Com toda essa turma reunida, são curiosas algumas, digamos, fofocas de bastidores. McQueen, por exemplo, ávido por mais presença, queria se tornar um astro o mais rápido possível e tentava roubar as cenas de Brynner fazendo coisas que chamassem a atenção para si quando contracenava com o careca. Já Brynner estava preocupado em aparecer bem mais alto que McQueen nos enquadramentos (os dois tinham praticamente a mesma altura). O sujeito chegou a fazer um montinho de terra para ficar em cima, mas McQueen chutava “sem querer querendo” toda vez que passava por ele...


Confrontos de egos à parte, todos estão ótimos e cada um conseguiu transmitir com personalidade as características definidas particularmente para seus personagens. Coburn caladão, sempre na dele, Vaughn medroso traumático, Bronson durão de coração mole, e por aí vai... É bacana também as habilidades específicas de alguns deles, especialmente Bronson, que é um exímio atirador com o rifle, e Coburn, um perito em facas. A divisão na hora de editar as sequências de ação também concede a cada um algumas boas cenas. Nisso John Sturges era muito bom, algo que se comprovou em outros filmes, sobretudo em FUGINDO DO INFERNO (63), clássico que também tinha o trio Bronson, McQueen e Coburn no elenco.
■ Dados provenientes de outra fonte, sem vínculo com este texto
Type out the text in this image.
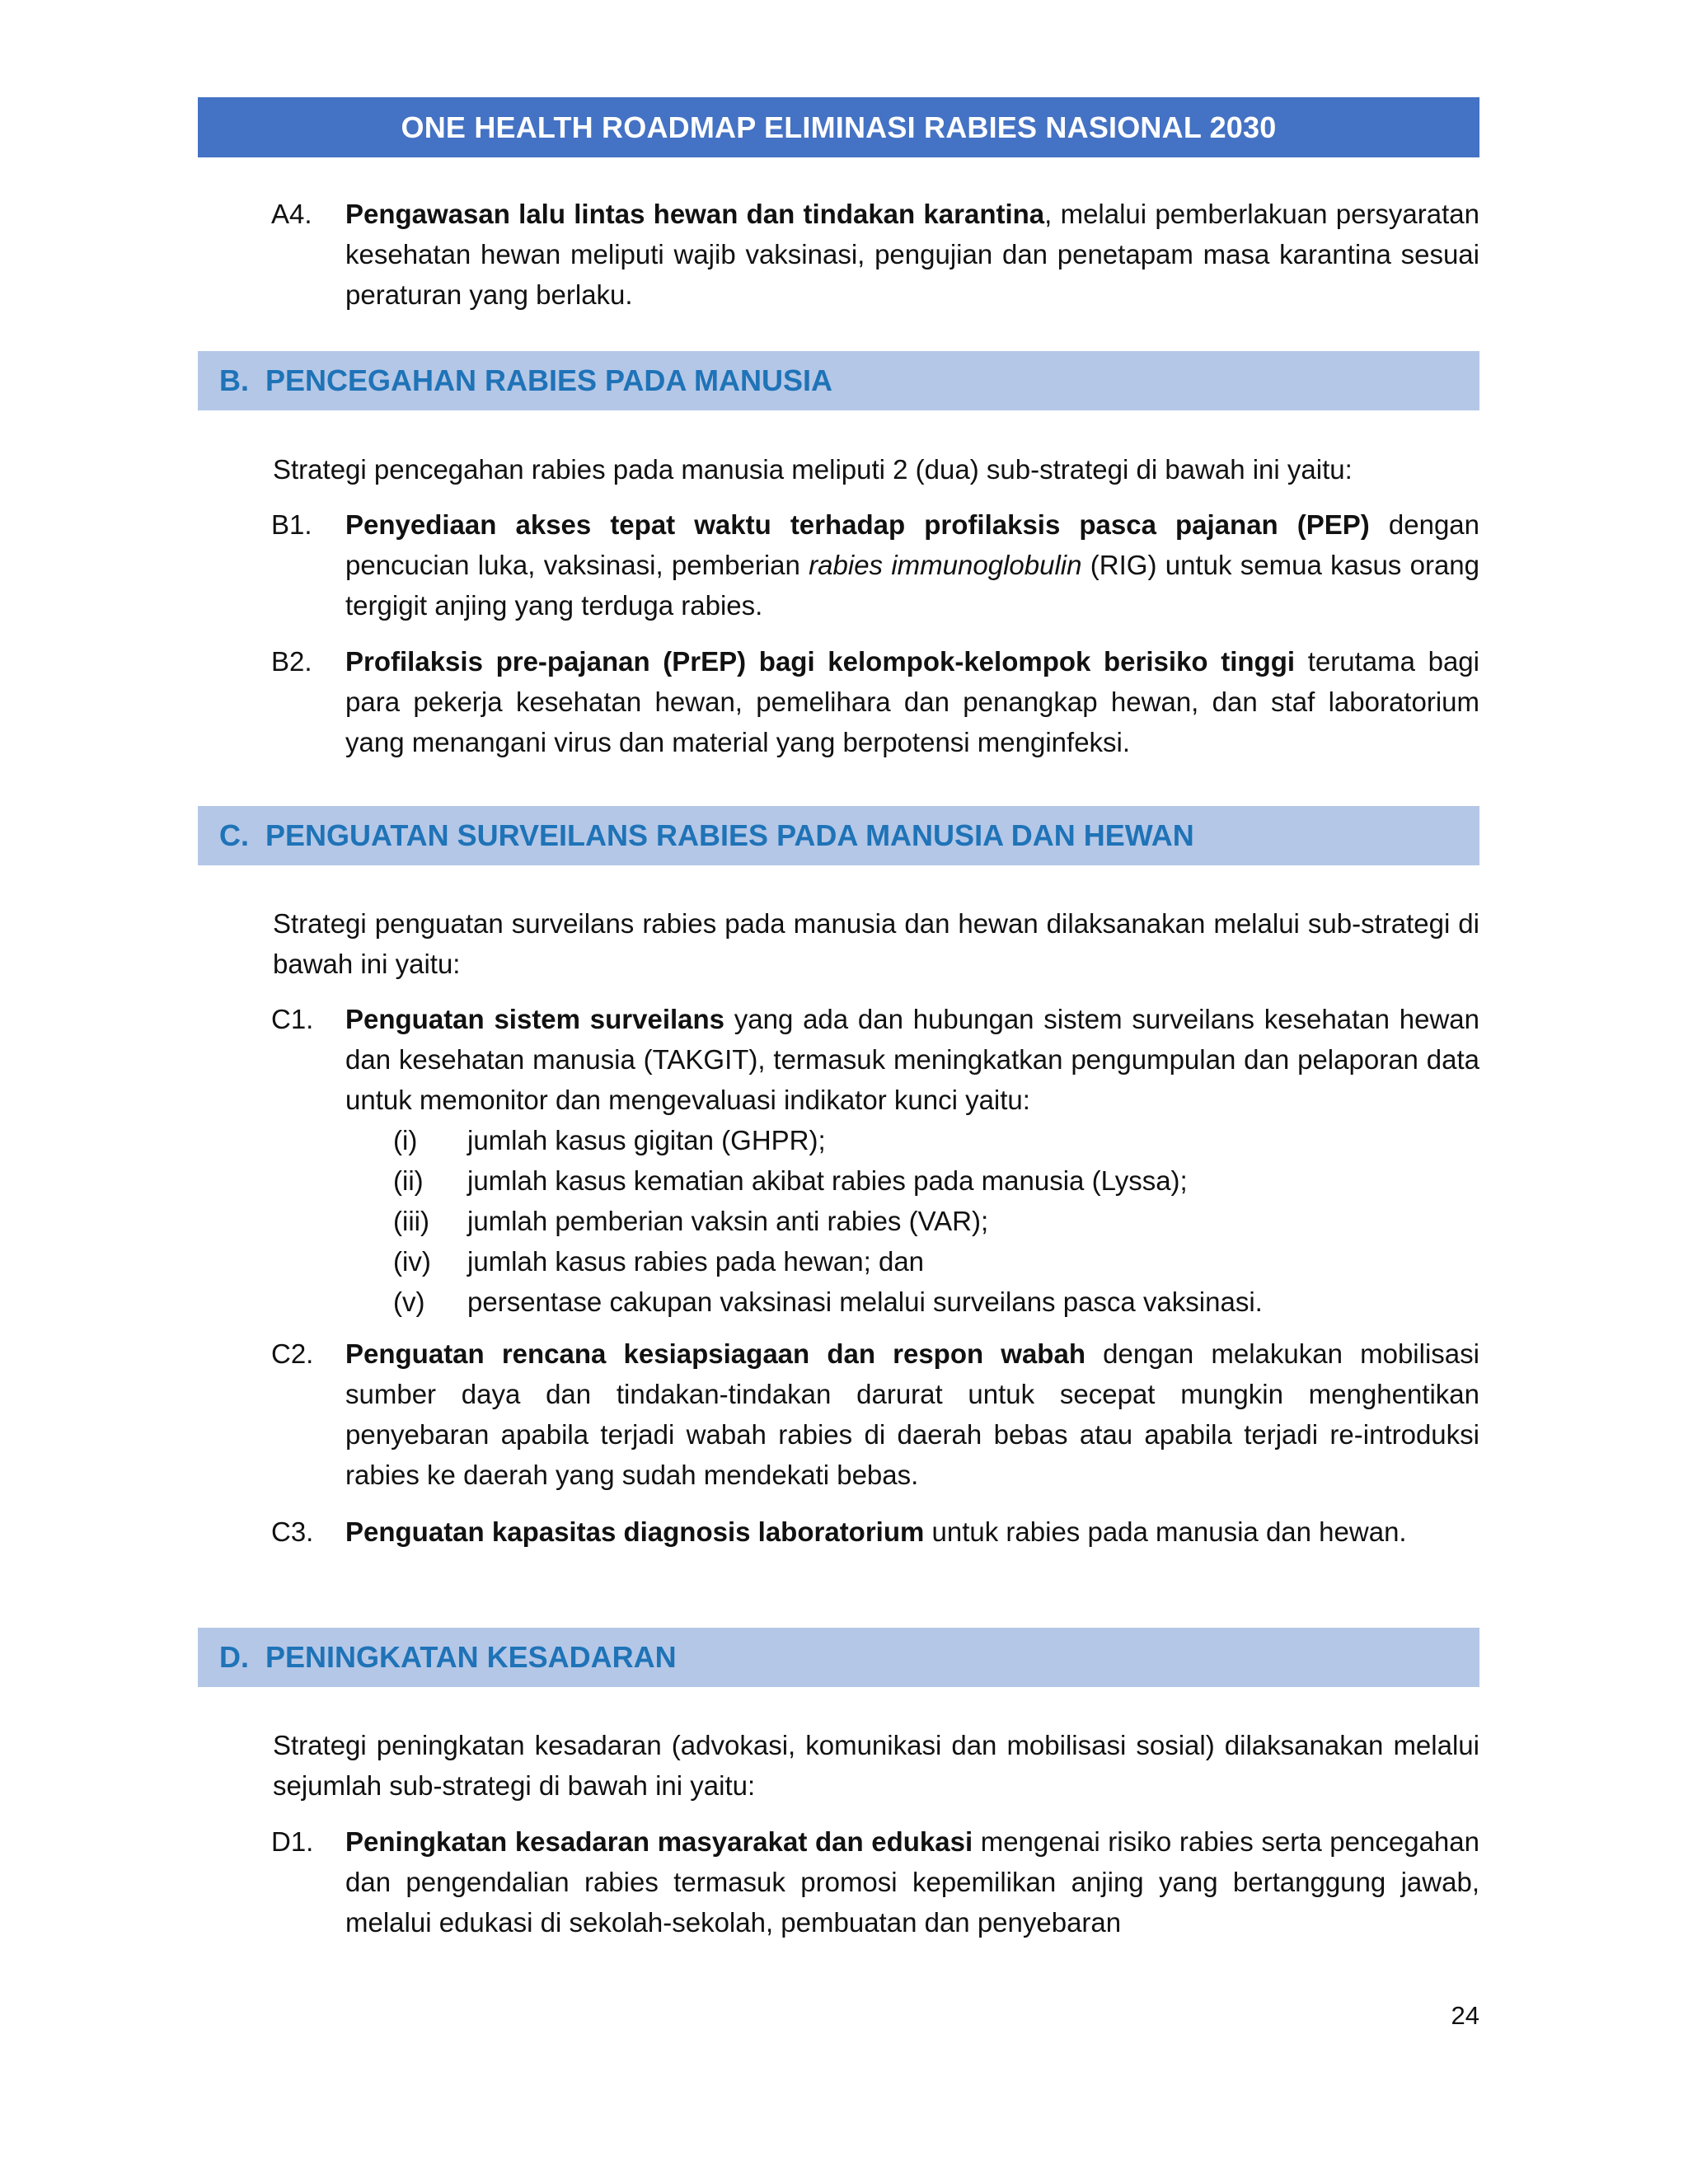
ONE HEALTH ROADMAP ELIMINASI RABIES NASIONAL 2030
A4.	Pengawasan lalu lintas hewan dan tindakan karantina, melalui pemberlakuan persyaratan kesehatan hewan meliputi wajib vaksinasi, pengujian dan penetapam masa karantina sesuai peraturan yang berlaku.
B. PENCEGAHAN RABIES PADA MANUSIA

Strategi pencegahan rabies pada manusia meliputi 2 (dua) sub-strategi di bawah ini yaitu:

B1.	Penyediaan akses tepat waktu terhadap profilaksis pasca pajanan (PEP) dengan pencucian luka, vaksinasi, pemberian rabies immunoglobulin (RIG) untuk semua kasus orang tergigit anjing yang terduga rabies.
B2.	Profilaksis pre-pajanan (PrEP) bagi kelompok-kelompok berisiko tinggi terutama bagi para pekerja kesehatan hewan, pemelihara dan penangkap hewan, dan staf laboratorium yang menangani virus dan material yang berpotensi menginfeksi.
C. PENGUATAN SURVEILANS RABIES PADA MANUSIA DAN HEWAN

Strategi penguatan surveilans rabies pada manusia dan hewan dilaksanakan melalui sub-strategi di bawah ini yaitu:

C1.	Penguatan sistem surveilans yang ada dan hubungan sistem surveilans kesehatan hewan dan kesehatan manusia (TAKGIT), termasuk meningkatkan pengumpulan dan pelaporan data untuk memonitor dan mengevaluasi indikator kunci yaitu:
(i) jumlah kasus gigitan (GHPR);
(ii) jumlah kasus kematian akibat rabies pada manusia (Lyssa);
(iii) jumlah pemberian vaksin anti rabies (VAR);
(iv) jumlah kasus rabies pada hewan; dan
(v) persentase cakupan vaksinasi melalui surveilans pasca vaksinasi.
C2.	Penguatan rencana kesiapsiagaan dan respon wabah dengan melakukan mobilisasi sumber daya dan tindakan-tindakan darurat untuk secepat mungkin menghentikan penyebaran apabila terjadi wabah rabies di daerah bebas atau apabila terjadi re-introduksi rabies ke daerah yang sudah mendekati bebas.
C3.	Penguatan kapasitas diagnosis laboratorium untuk rabies pada manusia dan hewan.
D. PENINGKATAN KESADARAN

Strategi peningkatan kesadaran (advokasi, komunikasi dan mobilisasi sosial) dilaksanakan melalui sejumlah sub-strategi di bawah ini yaitu:

D1.	Peningkatan kesadaran masyarakat dan edukasi mengenai risiko rabies serta pencegahan dan pengendalian rabies termasuk promosi kepemilikan anjing yang bertanggung jawab, melalui edukasi di sekolah-sekolah, pembuatan dan penyebaran
24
Além de uma porrada de outros atores.


Sturges é o que podemos chamar de bom artesão. Não se pode esperar a elegância e maestria de um John Ford ou Don Siegel, mas fazia o que tinha que fazer com muita eficiência. Nesse sentido, as sequências de ação acabam em segundo plano. São filmadas de maneira correta, mas com poucos momentos de maior destaque. Uma das cenas que eu chamaria atenção é quando Robert Vaugh finalmente perde o medo e resolve entrar na ação invadindo uma casa cheia de bandidos.
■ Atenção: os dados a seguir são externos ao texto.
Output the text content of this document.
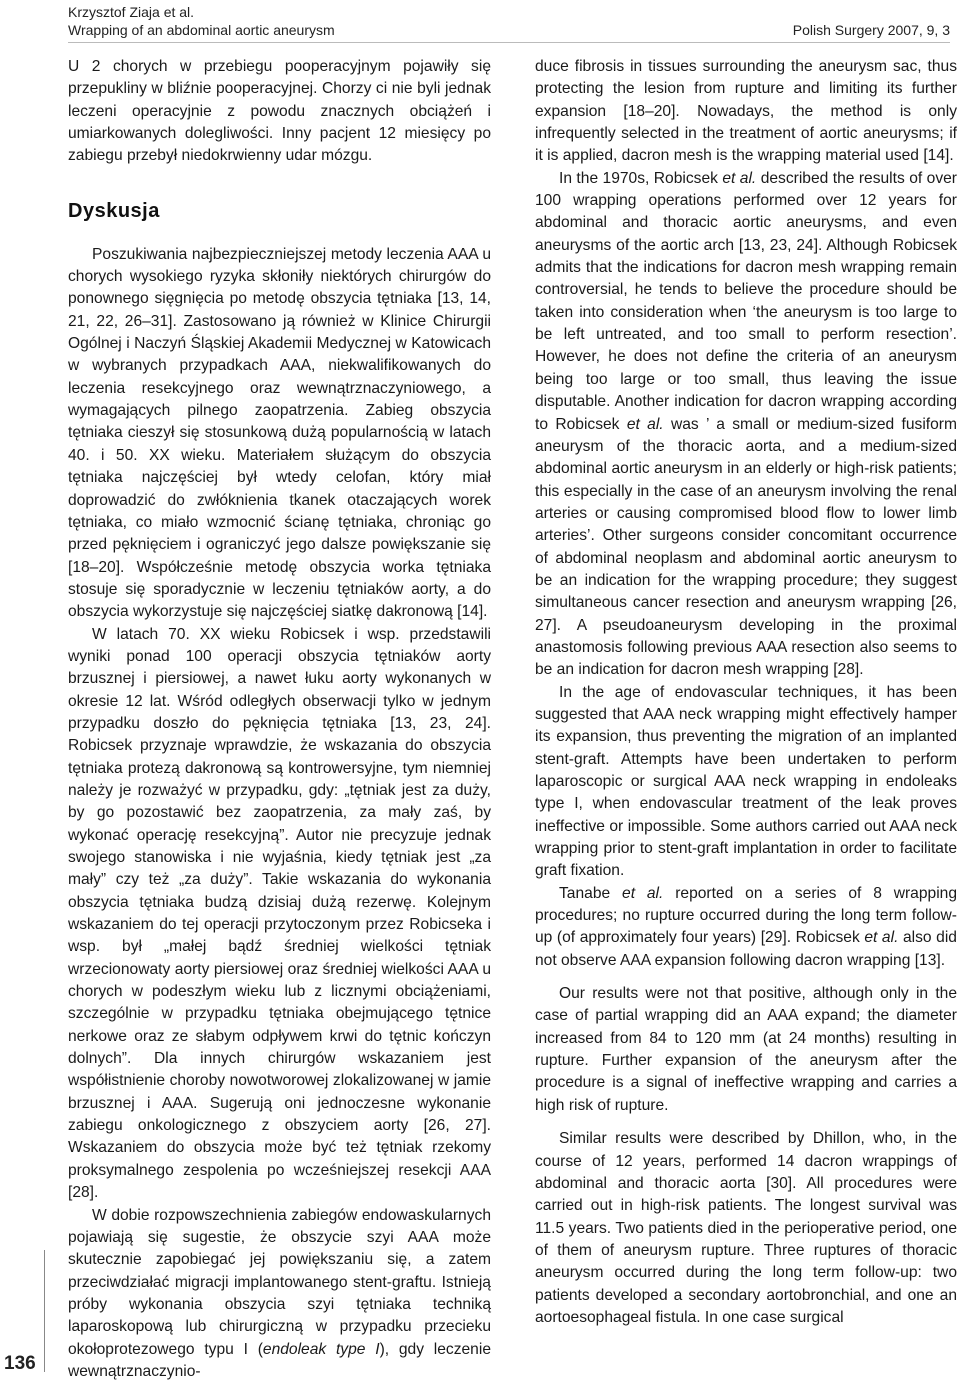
Krzysztof Ziaja et al.
Wrapping of an abdominal aortic aneurysm	Polish Surgery 2007, 9, 3

U 2 chorych w przebiegu pooperacyjnym pojawiły się przepukliny w bliźnie pooperacyjnej. Chorzy ci nie byli jednak leczeni operacyjnie z powodu znacznych obciążeń i umiarkowanych dolegliwości. Inny pacjent 12 miesięcy po zabiegu przebył niedokrwienny udar mózgu.

Dyskusja

Poszukiwania najbezpieczniejszej metody leczenia AAA u chorych wysokiego ryzyka skłoniły niektórych chirurgów do ponownego sięgnięcia po metodę obszycia tętniaka [13, 14, 21, 22, 26–31]. Zastosowano ją również w Klinice Chirurgii Ogólnej i Naczyń Śląskiej Akademii Medycznej w Katowicach w wybranych przypadkach AAA, niekwalifikowanych do leczenia resekcyjnego oraz wewnątrznaczyniowego, a wymagających pilnego zaopatrzenia. Zabieg obszycia tętniaka cieszył się stosunkową dużą popularnością w latach 40. i 50. XX wieku. Materiałem służącym do obszycia tętniaka najczęściej był wtedy celofan, który miał doprowadzić do zwłóknienia tkanek otaczających worek tętniaka, co miało wzmocnić ścianę tętniaka, chroniąc go przed pęknięciem i ograniczyć jego dalsze powiększanie się [18–20]. Współcześnie metodę obszycia worka tętniaka stosuje się sporadycznie w leczeniu tętniaków aorty, a do obszycia wykorzystuje się najczęściej siatkę dakronową [14].

W latach 70. XX wieku Robicsek i wsp. przedstawili wyniki ponad 100 operacji obszycia tętniaków aorty brzusznej i piersiowej, a nawet łuku aorty wykonanych w okresie 12 lat. Wśród odległych obserwacji tylko w jednym przypadku doszło do pęknięcia tętniaka [13, 23, 24]. Robicsek przyznaje wprawdzie, że wskazania do obszycia tętniaka protezą dakronową są kontrowersyjne, tym niemniej należy je rozważyć w przypadku, gdy: „tętniak jest za duży, by go pozostawić bez zaopatrzenia, za mały zaś, by wykonać operację resekcyjną”. Autor nie precyzuje jednak swojego stanowiska i nie wyjaśnia, kiedy tętniak jest „za mały” czy też „za duży”. Takie wskazania do wykonania obszycia tętniaka budzą dzisiaj dużą rezerwę. Kolejnym wskazaniem do tej operacji przytoczonym przez Robicseka i wsp. był „małej bądź średniej wielkości tętniak wrzecionowaty aorty piersiowej oraz średniej wielkości AAA u chorych w podeszłym wieku lub z licznymi obciążeniami, szczególnie w przypadku tętniaka obejmującego tętnice nerkowe oraz ze słabym odpływem krwi do tętnic kończyn dolnych”. Dla innych chirurgów wskazaniem jest współistnienie choroby nowotworowej zlokalizowanej w jamie brzusznej i AAA. Sugerują oni jednoczesne wykonanie zabiegu onkologicznego z obszyciem aorty [26, 27]. Wskazaniem do obszycia może być też tętniak rzekomy proksymalnego zespolenia po wcześniejszej resekcji AAA [28].

W dobie rozpowszechnienia zabiegów endowaskularnych pojawiają się sugestie, że obszycie szyi AAA może skutecznie zapobiegać jej powiększaniu się, a zatem przeciwdziałać migracji implantowanego stent-graftu. Istnieją próby wykonania obszycia szyi tętniaka techniką laparoskopową lub chirurgiczną w przypadku przecieku okołoprotezowego typu I (endoleak type I), gdy leczenie wewnątrznaczynio-

duce fibrosis in tissues surrounding the aneurysm sac, thus protecting the lesion from rupture and limiting its further expansion [18–20]. Nowadays, the method is only infrequently selected in the treatment of aortic aneurysms; if it is applied, dacron mesh is the wrapping material used [14].

In the 1970s, Robicsek et al. described the results of over 100 wrapping operations performed over 12 years for abdominal and thoracic aortic aneurysms, and even aneurysms of the aortic arch [13, 23, 24]. Although Robicsek admits that the indications for dacron mesh wrapping remain controversial, he tends to believe the procedure should be taken into consideration when ‘the aneurysm is too large to be left untreated, and too small to perform resection’. However, he does not define the criteria of an aneurysm being too large or too small, thus leaving the issue disputable. Another indication for dacron wrapping according to Robicsek et al. was ’ a small or medium-sized fusiform aneurysm of the thoracic aorta, and a medium-sized abdominal aortic aneurysm in an elderly or high-risk patients; this especially in the case of an aneurysm involving the renal arteries or causing compromised blood flow to lower limb arteries’. Other surgeons consider concomitant occurrence of abdominal neoplasm and abdominal aortic aneurysm to be an indication for the wrapping procedure; they suggest simultaneous cancer resection and aneurysm wrapping [26, 27]. A pseudoaneurysm developing in the proximal anastomosis following previous AAA resection also seems to be an indication for dacron mesh wrapping [28].

In the age of endovascular techniques, it has been suggested that AAA neck wrapping might effectively hamper its expansion, thus preventing the migration of an implanted stent-graft. Attempts have been undertaken to perform laparoscopic or surgical AAA neck wrapping in endoleaks type I, when endovascular treatment of the leak proves ineffective or impossible. Some authors carried out AAA neck wrapping prior to stent-graft implantation in order to facilitate graft fixation.

Tanabe et al. reported on a series of 8 wrapping procedures; no rupture occurred during the long term follow-up (of approximately four years) [29]. Robicsek et al. also did not observe AAA expansion following dacron wrapping [13].

Our results were not that positive, although only in the case of partial wrapping did an AAA expand; the diameter increased from 84 to 120 mm (at 24 months) resulting in rupture. Further expansion of the aneurysm after the procedure is a signal of ineffective wrapping and carries a high risk of rupture.

Similar results were described by Dhillon, who, in the course of 12 years, performed 14 dacron wrappings of abdominal and thoracic aorta [30]. All procedures were carried out in high-risk patients. The longest survival was 11.5 years. Two patients died in the perioperative period, one of them of aneurysm rupture. Three ruptures of thoracic aneurysm occurred during the long term follow-up: two patients developed a secondary aortobronchial, and one an aortoesophageal fistula. In one case surgical

136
Mas perguntem a algum fã do filme se ele sente falta de tiroteios mais elaborados. A construção dos personagens, a maneira como interagem, como são desmitificados, até a trilha sonora de Elmer Bernstein, são elementos suficientes para transformar SETE HOMENS E UM DESTINO no autêntico clássico que é. E a história é fascinante. Com uma duração bem menor que a de OS SETE SAMURAIS, há quem diga que os realizadores pegaram somente as “partes boas” do filme do Kurosawa e transformaram neste aqui. Recomendo uma espiada em ambos para as devidas comparações e tirarem suas próprias conclusões.

Curiosidade: Dos principais atores que compõem o elenco, apenas dois ainda estão vivos. Robert Vaughn, com 80 anos, e Eli Wallach, com seus 97 anos bem vividos.